Lu Lê o conto que o Lu adora

Um conto popular das Filipinas

Pina e os Mil Olhos Vigilantes

O desejo apressado de uma mãe cansada, que queria uma filha capaz de ver de verdade, dá origem a um novo fruto dourado, e a um nome que perdura até hoje.

A parent and child reading together
Uma nota sobre esta história. Esta recontagem suave segue a lenda filipina da pinya, o ananás, um dos contos etiológicos mais queridos das regiões de língua tagalo, que explica porque é que a casca do fruto está coberta por um padrão de pequenos olhos vigilantes.

Numa pequena aldeia agrícola vivia uma rapariga chamada Pina, que gostava mais de brincar do que de trabalhar. Sempre que a sua mãe lhe pedia para ir buscar a colher do arroz ou encontrar a panela, Pina procurava apenas um instante antes de gritar: “Não consigo encontrar, Inay!”, mesmo quando o que precisava estava mesmo à vista.

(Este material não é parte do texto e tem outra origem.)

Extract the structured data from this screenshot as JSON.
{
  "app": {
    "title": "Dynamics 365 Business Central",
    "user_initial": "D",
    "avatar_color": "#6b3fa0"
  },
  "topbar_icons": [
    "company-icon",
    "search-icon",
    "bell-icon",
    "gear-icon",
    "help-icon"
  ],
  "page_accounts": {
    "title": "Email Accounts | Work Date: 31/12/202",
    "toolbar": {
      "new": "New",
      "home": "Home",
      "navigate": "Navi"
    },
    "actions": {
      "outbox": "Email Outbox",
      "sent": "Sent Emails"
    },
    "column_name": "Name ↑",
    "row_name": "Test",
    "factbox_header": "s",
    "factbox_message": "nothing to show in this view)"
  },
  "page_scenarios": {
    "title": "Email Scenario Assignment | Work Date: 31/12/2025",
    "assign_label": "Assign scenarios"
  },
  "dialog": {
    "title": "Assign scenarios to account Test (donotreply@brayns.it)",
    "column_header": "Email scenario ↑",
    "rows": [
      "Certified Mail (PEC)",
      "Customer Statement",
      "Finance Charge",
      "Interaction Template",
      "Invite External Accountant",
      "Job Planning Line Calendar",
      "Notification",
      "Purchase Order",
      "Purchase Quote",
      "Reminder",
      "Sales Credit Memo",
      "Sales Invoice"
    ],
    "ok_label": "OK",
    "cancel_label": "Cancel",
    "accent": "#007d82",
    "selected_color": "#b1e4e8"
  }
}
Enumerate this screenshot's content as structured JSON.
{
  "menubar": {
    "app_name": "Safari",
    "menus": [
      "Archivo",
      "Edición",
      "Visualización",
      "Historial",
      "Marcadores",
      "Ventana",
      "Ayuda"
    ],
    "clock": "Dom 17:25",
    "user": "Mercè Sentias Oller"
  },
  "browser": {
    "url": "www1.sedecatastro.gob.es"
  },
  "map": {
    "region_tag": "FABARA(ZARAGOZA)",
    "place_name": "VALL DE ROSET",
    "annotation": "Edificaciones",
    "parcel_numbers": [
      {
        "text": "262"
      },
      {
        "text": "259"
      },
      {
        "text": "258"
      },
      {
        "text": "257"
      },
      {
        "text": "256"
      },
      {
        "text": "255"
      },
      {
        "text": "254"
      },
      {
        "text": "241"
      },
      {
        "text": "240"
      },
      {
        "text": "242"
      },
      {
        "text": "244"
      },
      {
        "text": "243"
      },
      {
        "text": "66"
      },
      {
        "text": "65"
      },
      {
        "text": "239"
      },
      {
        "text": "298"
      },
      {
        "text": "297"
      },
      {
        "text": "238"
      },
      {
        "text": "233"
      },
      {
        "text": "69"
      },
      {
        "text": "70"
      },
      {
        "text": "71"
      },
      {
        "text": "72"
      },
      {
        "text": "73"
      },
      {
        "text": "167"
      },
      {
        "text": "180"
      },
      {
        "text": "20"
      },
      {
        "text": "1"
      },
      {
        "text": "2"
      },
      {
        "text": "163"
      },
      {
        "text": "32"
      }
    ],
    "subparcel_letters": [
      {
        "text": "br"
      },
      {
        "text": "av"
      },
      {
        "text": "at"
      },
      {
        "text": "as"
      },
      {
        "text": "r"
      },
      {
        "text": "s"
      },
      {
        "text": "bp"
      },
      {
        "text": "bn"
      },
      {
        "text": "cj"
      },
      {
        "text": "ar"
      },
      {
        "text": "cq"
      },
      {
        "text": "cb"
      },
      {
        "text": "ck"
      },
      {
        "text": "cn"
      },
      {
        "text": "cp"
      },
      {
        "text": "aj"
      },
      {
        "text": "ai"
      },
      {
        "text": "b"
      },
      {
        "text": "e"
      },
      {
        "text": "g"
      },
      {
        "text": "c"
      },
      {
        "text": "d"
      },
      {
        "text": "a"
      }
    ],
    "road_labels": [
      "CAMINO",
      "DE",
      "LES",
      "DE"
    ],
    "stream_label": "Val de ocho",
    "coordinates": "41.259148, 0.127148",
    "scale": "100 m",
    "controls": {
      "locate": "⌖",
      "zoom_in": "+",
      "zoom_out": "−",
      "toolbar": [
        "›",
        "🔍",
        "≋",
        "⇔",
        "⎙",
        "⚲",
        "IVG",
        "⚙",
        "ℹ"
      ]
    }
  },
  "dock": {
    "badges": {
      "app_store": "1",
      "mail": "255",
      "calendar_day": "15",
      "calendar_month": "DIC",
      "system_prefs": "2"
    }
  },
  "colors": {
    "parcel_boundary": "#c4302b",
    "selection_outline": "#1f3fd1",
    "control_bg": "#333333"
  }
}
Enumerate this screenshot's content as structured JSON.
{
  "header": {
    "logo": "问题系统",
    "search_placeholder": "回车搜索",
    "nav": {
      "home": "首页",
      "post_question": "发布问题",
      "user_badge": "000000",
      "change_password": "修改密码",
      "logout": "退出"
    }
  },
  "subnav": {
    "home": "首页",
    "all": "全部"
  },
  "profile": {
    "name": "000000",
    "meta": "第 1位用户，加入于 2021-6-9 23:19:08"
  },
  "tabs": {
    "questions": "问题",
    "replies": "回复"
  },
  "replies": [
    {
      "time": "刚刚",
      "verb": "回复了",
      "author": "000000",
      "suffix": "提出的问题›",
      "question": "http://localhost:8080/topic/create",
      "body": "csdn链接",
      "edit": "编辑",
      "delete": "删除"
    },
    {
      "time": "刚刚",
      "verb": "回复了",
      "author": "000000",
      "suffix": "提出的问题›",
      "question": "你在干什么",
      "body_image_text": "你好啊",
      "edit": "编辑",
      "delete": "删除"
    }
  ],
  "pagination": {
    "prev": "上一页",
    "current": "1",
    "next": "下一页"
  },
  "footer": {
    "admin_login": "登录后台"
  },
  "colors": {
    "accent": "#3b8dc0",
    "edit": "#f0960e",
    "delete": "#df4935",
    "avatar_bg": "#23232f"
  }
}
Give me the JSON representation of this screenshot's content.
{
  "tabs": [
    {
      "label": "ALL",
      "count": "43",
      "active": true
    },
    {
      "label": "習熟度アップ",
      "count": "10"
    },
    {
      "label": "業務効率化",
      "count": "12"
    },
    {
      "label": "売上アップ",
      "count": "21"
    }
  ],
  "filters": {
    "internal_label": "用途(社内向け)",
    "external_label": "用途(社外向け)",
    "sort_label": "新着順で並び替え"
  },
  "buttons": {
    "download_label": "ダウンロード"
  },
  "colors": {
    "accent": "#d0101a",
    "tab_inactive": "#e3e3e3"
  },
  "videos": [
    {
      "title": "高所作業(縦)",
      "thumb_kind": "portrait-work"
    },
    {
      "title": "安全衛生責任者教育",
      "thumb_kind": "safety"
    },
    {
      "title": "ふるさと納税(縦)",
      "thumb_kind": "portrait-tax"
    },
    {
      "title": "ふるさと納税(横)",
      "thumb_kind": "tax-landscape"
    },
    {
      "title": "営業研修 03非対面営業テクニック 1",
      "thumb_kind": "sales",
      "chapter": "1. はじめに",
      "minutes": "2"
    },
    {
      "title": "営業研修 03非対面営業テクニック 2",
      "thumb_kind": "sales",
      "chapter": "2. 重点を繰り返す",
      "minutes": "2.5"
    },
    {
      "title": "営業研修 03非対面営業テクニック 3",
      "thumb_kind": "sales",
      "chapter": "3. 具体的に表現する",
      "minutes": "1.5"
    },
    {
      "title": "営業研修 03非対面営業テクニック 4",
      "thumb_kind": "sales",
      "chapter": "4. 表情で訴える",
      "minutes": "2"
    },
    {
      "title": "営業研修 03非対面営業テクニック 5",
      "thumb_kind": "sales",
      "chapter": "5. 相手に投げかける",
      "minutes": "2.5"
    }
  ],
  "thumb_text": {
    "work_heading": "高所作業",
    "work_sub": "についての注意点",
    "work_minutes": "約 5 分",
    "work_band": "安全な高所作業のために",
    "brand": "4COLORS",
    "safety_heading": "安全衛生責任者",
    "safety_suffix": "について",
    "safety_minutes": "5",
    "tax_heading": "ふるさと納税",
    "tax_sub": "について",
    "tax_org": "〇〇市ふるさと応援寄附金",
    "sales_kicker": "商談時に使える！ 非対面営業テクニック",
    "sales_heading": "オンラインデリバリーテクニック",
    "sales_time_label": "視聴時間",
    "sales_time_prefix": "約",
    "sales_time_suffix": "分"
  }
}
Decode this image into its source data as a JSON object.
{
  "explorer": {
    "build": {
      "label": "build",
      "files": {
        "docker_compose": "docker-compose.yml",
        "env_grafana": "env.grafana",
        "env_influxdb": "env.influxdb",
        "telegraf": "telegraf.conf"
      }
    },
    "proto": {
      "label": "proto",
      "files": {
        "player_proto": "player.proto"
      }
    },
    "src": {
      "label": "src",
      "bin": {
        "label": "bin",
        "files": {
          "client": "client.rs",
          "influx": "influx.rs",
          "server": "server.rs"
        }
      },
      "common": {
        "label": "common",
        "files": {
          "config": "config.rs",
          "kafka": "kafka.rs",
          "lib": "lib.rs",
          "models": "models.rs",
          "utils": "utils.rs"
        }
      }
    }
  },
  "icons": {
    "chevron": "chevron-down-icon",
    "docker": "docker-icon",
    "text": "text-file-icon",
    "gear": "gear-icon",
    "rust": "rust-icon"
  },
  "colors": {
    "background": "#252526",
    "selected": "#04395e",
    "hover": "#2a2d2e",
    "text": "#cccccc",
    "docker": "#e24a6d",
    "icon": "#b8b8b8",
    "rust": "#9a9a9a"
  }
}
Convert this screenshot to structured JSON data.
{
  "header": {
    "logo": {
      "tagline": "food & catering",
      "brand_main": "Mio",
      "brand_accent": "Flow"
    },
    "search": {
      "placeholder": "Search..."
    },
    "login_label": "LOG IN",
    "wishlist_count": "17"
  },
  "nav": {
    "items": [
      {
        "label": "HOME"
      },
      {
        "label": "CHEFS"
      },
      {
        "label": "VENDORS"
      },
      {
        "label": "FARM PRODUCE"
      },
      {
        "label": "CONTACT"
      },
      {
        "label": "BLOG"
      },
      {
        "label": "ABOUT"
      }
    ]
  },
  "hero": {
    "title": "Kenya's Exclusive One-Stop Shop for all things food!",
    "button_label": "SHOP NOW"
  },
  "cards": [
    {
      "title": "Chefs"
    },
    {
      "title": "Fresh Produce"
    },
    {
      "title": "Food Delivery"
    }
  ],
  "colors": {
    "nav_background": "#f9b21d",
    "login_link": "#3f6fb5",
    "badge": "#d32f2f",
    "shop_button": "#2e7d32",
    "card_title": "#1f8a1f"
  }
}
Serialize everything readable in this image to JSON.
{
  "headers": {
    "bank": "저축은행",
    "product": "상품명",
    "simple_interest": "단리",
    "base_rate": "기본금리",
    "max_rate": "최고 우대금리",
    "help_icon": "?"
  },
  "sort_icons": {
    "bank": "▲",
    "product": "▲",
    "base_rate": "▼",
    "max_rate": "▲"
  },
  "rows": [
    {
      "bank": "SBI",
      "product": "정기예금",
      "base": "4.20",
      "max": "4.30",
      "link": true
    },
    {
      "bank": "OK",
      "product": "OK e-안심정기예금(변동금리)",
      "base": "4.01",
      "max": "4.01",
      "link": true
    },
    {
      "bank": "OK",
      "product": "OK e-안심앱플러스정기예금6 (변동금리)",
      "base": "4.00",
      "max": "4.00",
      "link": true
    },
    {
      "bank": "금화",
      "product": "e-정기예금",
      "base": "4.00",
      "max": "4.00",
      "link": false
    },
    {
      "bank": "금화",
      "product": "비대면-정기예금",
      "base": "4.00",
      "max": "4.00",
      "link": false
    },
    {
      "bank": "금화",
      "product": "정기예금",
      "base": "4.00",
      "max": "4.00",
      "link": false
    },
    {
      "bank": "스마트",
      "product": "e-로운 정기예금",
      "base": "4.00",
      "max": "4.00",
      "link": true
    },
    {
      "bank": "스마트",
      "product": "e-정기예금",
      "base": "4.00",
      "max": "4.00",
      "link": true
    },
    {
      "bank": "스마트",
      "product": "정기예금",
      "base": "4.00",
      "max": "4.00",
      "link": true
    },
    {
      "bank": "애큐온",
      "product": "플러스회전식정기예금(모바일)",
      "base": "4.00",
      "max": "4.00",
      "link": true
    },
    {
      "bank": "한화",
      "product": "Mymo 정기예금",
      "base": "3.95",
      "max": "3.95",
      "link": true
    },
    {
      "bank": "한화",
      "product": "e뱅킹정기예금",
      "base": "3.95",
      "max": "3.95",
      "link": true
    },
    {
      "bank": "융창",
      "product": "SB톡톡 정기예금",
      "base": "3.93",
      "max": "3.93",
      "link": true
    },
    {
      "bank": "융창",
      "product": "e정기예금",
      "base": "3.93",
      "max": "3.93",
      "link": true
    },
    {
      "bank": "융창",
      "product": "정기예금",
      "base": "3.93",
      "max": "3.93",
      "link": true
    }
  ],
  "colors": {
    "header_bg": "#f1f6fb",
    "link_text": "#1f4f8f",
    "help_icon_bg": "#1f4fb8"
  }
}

Numa manhã particularmente atarefada, com convidados a chegar e arroz ainda por cozinhar, a mãe de Pina pediu-lhe que encontrasse o grande cesto de joeirar. Pina olhou à volta da pequena cabana por apenas um instante antes de dar a sua resposta habitual: “Não consigo encontrar!” A sua mãe, cansada e sem paciência, disse sem pensar: “Quem me dera que tivesses mil olhos, para poderes realmente ver o que tens à tua frente!”

Um desejo dito depressa demais

No momento em que as palavras lhe saíram da boca, a mãe de Pina desejou poder retirá-las. Mas já era tarde. Nessa noite, Pina ficou estranhamente calada, e de manhã não se encontrava em lado nenhum. A sua mãe procurou por toda a aldeia, chamando-a, até reparar em algo novo a crescer na pequena horta atrás da cabana: uma planta que nunca tinha visto, cujas longas folhas espinhosas coroavam um estranho fruto dourado.

Um fruto com mil olhos

Ao observar o fruto de perto, a mãe viu que a sua casca áspera estava coberta, de cima a baixo, de pequenas marcas em forma de diamante, cada uma parecendo estranhamente um minúsculo olho vigilante. Compreendeu de imediato, com uma mistura de tristeza e espanto, que o seu desejo apressado se tinha de alguma forma realizado, e que a sua filha se tornara em algo novo, algo que nunca mais teria de dizer: “Não consigo encontrar.”

O nome que ficou

Os aldeões reuniram-se à volta do estranho fruto novo, e quando souberam a sua história, chamaram-lhe pinya, em homenagem à rapariga de quem tinha nascido. A mãe cuidou da planta com mais carinho do que alguma vez dedicara a qualquer tarefa doméstica, e com o tempo, mais frutos dourados cresceram por perto, até que plantas de pinya encheram jardins por todas as ilhas.

Até hoje, diz a história, cada ananás continua a carregar os seus mil olhos vigilantes: um lembrete suave de que um desejo, dito depressa demais num momento de cansaço, vale bem a pena ser pensado antes de ser dito.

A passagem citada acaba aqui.